Session A1 - Approximation Theory - Semi-plenary talk
July 11, 14:30 ~ 15:20 - Room B3
Multiscale Methods for Dictionary Learning, Regression and Optimal Transport for data near low-dimensional sets
Johns Hopkins University, United States of America - email@example.com
We discuss a family of ideas, algorithms, and results for analyzing various new and classical problems in the analysis of high-dimensional data sets. These methods we discuss perform well when data is (nearly) intrinsically low-dimensional. They rely on the idea of performing suitable multiscale geometric decompositions of the data, and exploiting such decompositions to perform a variety of tasks in signal processing and statistical learning. In particular, we discuss the problem of dictionary learning, where one is interested in constructing, given a training set of signals, a set of vectors (dictionary) such that the signals admit a sparse representation in terms of the dictionary vectors. We then discuss the problem of regressing a function on a low-dimensional unknown manifold.

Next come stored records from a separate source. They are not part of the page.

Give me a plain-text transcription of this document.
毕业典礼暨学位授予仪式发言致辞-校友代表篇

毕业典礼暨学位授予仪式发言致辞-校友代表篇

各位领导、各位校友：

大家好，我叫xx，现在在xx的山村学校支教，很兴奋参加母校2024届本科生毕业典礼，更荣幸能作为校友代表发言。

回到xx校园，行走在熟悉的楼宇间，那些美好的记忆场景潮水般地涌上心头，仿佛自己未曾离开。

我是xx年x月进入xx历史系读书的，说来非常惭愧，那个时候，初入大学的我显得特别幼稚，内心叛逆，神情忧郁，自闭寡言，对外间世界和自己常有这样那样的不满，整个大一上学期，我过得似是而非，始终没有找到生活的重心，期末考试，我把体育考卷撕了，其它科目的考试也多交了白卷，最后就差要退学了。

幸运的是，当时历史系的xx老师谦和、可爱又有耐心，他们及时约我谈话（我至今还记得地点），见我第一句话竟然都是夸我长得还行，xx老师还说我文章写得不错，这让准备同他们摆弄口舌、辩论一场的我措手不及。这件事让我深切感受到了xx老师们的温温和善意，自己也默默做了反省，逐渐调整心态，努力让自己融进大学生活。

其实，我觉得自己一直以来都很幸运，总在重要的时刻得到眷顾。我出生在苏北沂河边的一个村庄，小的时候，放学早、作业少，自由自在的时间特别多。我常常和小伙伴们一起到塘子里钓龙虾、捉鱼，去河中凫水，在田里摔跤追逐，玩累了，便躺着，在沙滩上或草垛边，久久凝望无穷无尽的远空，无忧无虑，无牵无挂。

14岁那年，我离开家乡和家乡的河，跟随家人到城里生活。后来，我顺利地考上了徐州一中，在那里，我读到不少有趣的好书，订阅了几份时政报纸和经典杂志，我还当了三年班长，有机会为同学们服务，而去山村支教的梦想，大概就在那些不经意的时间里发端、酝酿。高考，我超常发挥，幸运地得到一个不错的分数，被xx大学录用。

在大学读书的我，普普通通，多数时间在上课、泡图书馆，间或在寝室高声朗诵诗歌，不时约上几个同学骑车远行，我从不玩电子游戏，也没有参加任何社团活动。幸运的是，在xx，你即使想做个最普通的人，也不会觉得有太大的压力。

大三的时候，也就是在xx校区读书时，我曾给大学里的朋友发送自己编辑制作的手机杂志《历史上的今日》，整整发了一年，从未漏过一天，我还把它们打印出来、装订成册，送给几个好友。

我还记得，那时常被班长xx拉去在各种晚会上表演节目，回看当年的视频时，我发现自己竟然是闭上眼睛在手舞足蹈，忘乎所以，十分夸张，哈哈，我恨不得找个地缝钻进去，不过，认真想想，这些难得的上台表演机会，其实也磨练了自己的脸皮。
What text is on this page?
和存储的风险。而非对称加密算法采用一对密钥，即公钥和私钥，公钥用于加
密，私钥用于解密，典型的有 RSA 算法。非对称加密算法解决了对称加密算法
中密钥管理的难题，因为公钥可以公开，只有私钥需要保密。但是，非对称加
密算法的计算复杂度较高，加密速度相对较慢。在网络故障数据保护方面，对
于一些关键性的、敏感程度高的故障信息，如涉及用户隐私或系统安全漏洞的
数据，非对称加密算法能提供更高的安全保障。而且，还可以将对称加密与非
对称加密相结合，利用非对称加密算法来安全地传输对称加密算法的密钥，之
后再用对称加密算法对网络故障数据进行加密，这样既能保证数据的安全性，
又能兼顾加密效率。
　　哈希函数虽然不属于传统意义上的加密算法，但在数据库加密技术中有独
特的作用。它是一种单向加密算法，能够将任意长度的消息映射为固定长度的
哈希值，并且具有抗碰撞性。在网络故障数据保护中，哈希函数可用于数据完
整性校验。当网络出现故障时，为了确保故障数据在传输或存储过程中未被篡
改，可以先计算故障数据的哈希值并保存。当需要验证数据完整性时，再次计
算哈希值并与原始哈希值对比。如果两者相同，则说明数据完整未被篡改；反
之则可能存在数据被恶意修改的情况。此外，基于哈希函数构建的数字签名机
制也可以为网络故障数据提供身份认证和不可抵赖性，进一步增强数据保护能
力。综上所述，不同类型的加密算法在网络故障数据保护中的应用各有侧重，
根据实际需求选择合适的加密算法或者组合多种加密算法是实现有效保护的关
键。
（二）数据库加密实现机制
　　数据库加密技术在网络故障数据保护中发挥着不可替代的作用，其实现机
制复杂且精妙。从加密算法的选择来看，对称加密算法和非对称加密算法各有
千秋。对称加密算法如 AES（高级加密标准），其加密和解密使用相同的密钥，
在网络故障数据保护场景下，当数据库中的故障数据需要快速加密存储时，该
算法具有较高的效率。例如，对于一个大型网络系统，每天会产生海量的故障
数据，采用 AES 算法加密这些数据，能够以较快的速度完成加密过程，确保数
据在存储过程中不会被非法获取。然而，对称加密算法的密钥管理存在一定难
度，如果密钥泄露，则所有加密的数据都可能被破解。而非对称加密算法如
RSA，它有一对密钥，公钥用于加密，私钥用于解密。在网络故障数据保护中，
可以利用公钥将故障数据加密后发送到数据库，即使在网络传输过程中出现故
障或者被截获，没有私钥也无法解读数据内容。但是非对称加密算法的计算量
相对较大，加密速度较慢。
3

For both problems we introduce a multiscale estimator, fast algorithms for constructing it, and give finite sample guarantees for its performance, and discuss its optimality. Finally, we discuss an application of these multiscale decompositions to the fast calculation of optimal transportation plans, introduce a multiscale version of optimal transportation distances, and discuss preliminary applications.
Joint work with Sam Gerber (University of Oregon), Wenjing Liao (Johns Hopkins University), Stefano Vigogna (Johns Hopkins University).